Il problema dell’immigrazione viene sempre affrontato dal punto di vista economico. Si dice, a ragione, che l’immigrazione verso i paesi ricchi è l’effetto visibile della povertà di quelli poveri. In generale quando la fame diventa insopportabile fino ad uccidere milioni di persone, è inevitabile che, prima o poi, gli affamati cerchino di reagire e tentino di ditruggere chi non consente loro di mangiare. La conflittualità planetaria si è trasferita dall’asse Est-Ovest, gli anni della ‘guerra fredda’ tra USA – i ricchi- e l’URSS – i proletari -, all’asse Nord-Sud, in cui i popoli islamici sono alla testa dell’emancipazione dei poveri.

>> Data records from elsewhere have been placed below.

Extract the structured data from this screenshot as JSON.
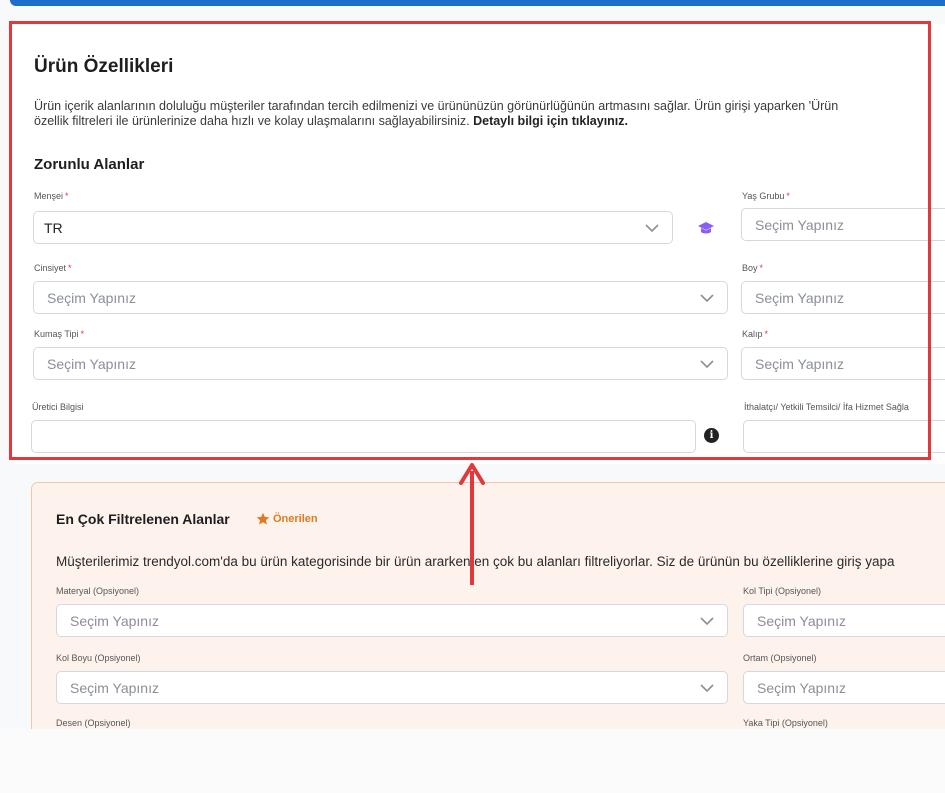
{
  "colors": {
    "accent": "#1d6ec8",
    "highlight": "#e2383b",
    "required": "#e2383b",
    "recommended": "#e07a1f",
    "recommended_bg": "#fdf3ec",
    "grad_icon": "#8b5cf6"
  },
  "icons": {
    "chevron": "chevron-down-icon",
    "graduation": "graduation-cap-icon",
    "info": "info-icon",
    "star": "star-icon",
    "arrow": "up-arrow-annotation"
  },
  "section": {
    "title": "Ürün Özellikleri",
    "desc_line1": "Ürün içerik alanlarının doluluğu müşteriler tarafından tercih edilmenizi ve ürününüzün görünürlüğünün artmasını sağlar. Ürün girişi yaparken 'Ürün",
    "desc_line2": "özellik filtreleri ile ürünlerinize daha hızlı ve kolay ulaşmalarını sağlayabilirsiniz.",
    "desc_link": "Detaylı bilgi için tıklayınız.",
    "subtitle": "Zorunlu Alanlar"
  },
  "required_mark": "*",
  "fields": {
    "mensei": {
      "label": "Menşei",
      "value": "TR"
    },
    "yas_grubu": {
      "label": "Yaş Grubu",
      "placeholder": "Seçim Yapınız"
    },
    "cinsiyet": {
      "label": "Cinsiyet",
      "placeholder": "Seçim Yapınız"
    },
    "boy": {
      "label": "Boy",
      "placeholder": "Seçim Yapınız"
    },
    "kumas_tipi": {
      "label": "Kumaş Tipi",
      "placeholder": "Seçim Yapınız"
    },
    "kalip": {
      "label": "Kalıp",
      "placeholder": "Seçim Yapınız"
    },
    "uretici": {
      "label": "Üretici Bilgisi",
      "value": ""
    },
    "ithalatci": {
      "label": "İthalatçı/ Yetkili Temsilci/ İfa Hizmet Sağla",
      "value": ""
    }
  },
  "recommended": {
    "title": "En Çok Filtrelenen Alanlar",
    "badge": "Önerilen",
    "desc": "Müşterilerimiz trendyol.com'da bu ürün kategorisinde bir ürün ararken en çok bu alanları filtreliyorlar. Siz de ürünün bu özelliklerine giriş yapa",
    "fields": {
      "materyal": {
        "label": "Materyal (Opsiyonel)",
        "placeholder": "Seçim Yapınız"
      },
      "kol_tipi": {
        "label": "Kol Tipi (Opsiyonel)",
        "placeholder": "Seçim Yapınız"
      },
      "kol_boyu": {
        "label": "Kol Boyu (Opsiyonel)",
        "placeholder": "Seçim Yapınız"
      },
      "ortam": {
        "label": "Ortam (Opsiyonel)",
        "placeholder": "Seçim Yapınız"
      },
      "desen": {
        "label": "Desen (Opsiyonel)"
      },
      "yaka_tipi": {
        "label": "Yaka Tipi (Opsiyonel)"
      }
    }
  }
}
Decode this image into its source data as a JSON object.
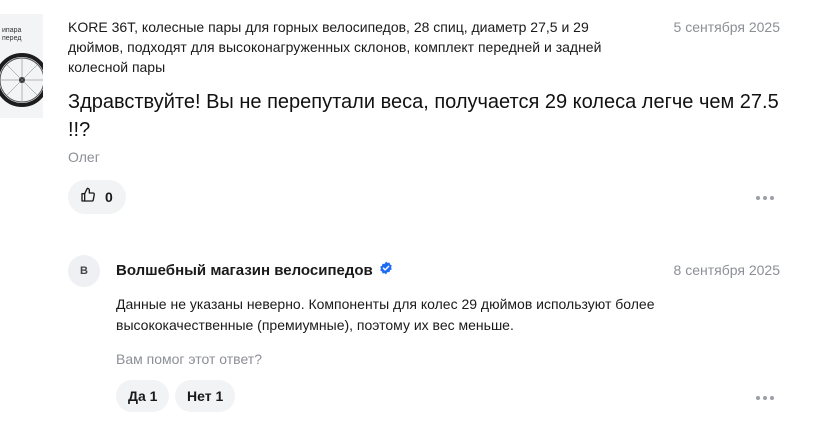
{
  "product": {
    "image_caption_line1": "ипара",
    "image_caption_line2": "перед",
    "title": "KORE 36T, колесные пары для горных велосипедов, 28 спиц, диаметр 27,5 и 29 дюймов, подходят для высоконагруженных склонов, комплект передней и задней колесной пары"
  },
  "question": {
    "date": "5 сентября 2025",
    "text": "Здравствуйте! Вы не перепутали веса, получается 29 колеса легче чем 27.5 !!?",
    "author": "Олег",
    "like_count": "0"
  },
  "answer": {
    "avatar_letter": "В",
    "shop_name": "Волшебный магазин велосипедов",
    "date": "8 сентября 2025",
    "text": "Данные не указаны неверно. Компоненты для колес 29 дюймов используют более высококачественные (премиумные), поэтому их вес меньше.",
    "helpful_prompt": "Вам помог этот ответ?",
    "yes_label": "Да 1",
    "no_label": "Нет 1"
  },
  "icons": {
    "like": "thumbs-up-icon",
    "more": "more-dots-icon",
    "verified": "verified-check-icon"
  },
  "colors": {
    "verified": "#1e6bf5",
    "muted_text": "#8c8f96",
    "button_bg": "#f2f3f5"
  }
}
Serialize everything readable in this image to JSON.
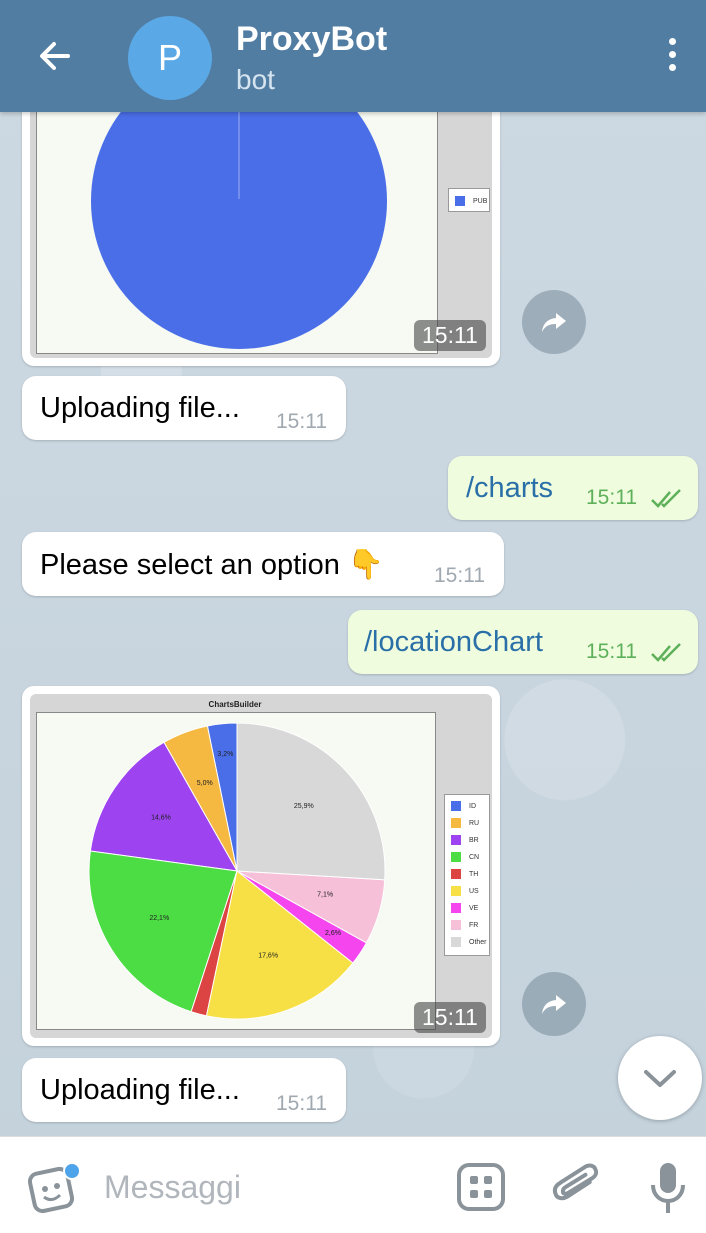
{
  "header": {
    "title": "ProxyBot",
    "subtitle": "bot",
    "avatar_letter": "P"
  },
  "messages": [
    {
      "type": "image",
      "direction": "in",
      "time": "15:11"
    },
    {
      "type": "text",
      "direction": "in",
      "text": "Uploading file...",
      "time": "15:11"
    },
    {
      "type": "text",
      "direction": "out",
      "text": "/charts",
      "time": "15:11"
    },
    {
      "type": "text",
      "direction": "in",
      "text": "Please select an option 👇",
      "time": "15:11"
    },
    {
      "type": "text",
      "direction": "out",
      "text": "/locationChart",
      "time": "15:11"
    },
    {
      "type": "image",
      "direction": "in",
      "time": "15:11"
    },
    {
      "type": "text",
      "direction": "in",
      "text": "Uploading file...",
      "time": "15:11"
    }
  ],
  "chart_top": {
    "legend": [
      "PUB"
    ]
  },
  "chart_data": {
    "type": "pie",
    "title": "ChartsBuilder",
    "categories": [
      "ID",
      "RU",
      "BR",
      "CN",
      "TH",
      "US",
      "VE",
      "FR",
      "Other"
    ],
    "values": [
      3.2,
      5.0,
      14.6,
      22.1,
      1.7,
      17.6,
      2.6,
      7.1,
      25.9
    ],
    "labels": [
      "3,2%",
      "5,0%",
      "14,6%",
      "22,1%",
      "",
      "17,6%",
      "2,6%",
      "7,1%",
      "25,9%"
    ],
    "colors": [
      "#4a6ee8",
      "#f5b942",
      "#9d44f0",
      "#4cdc44",
      "#dc4444",
      "#f7e045",
      "#f545ef",
      "#f5c0d8",
      "#d8d8d8"
    ],
    "legend_position": "right"
  },
  "input": {
    "placeholder": "Messaggi"
  }
}
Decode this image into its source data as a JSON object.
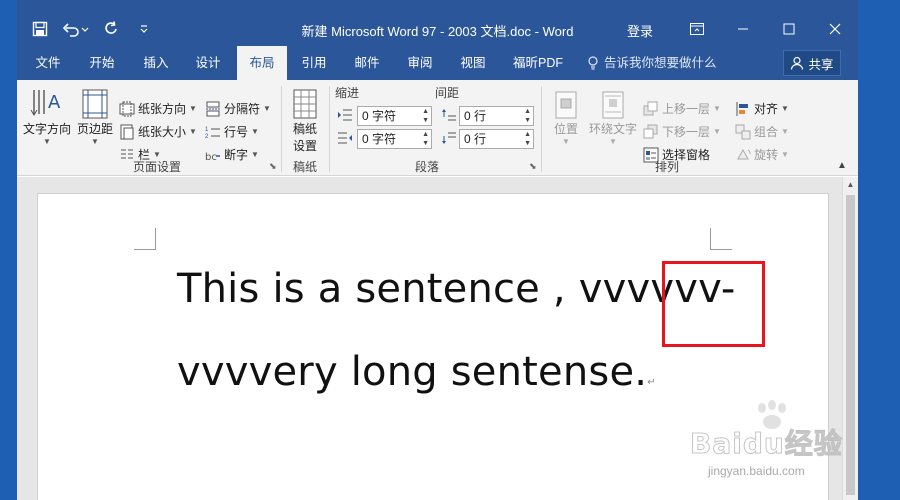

La richiesta di partecipazione all’economia globale da parte dei paesi poveri ha creato la cosiddetta ‘globalizzazione’, cioè l’estensione all’intero pianeta delle tecniche capitaliste della produzione di beni e del ‘mercato’ per la loro  vendita. In questo processo il capitalismo ha utilizzato il progresso tecnologico, da lui stesso creato, per generare un incremento del profitto, che ha stimolato i paesi poveri e li ha resi consapevoli che solo la padronanza della tecnica può consentir loro di risollevarsi.

Intanto le giovani generazioni sono costrette ad emigrare verso i paesi ‘ricchi’  e, una volta acquisite le necessarie conoscenze, ritorneranno nei loro paesi d’origine per applicare ciò che hanno imparato.

Riusciranno nel loro intento? Sapranno migliorare le loro società aumentandone il grado di libertà e di giustizia? Queste sono le sfide dei nuovi emigranti.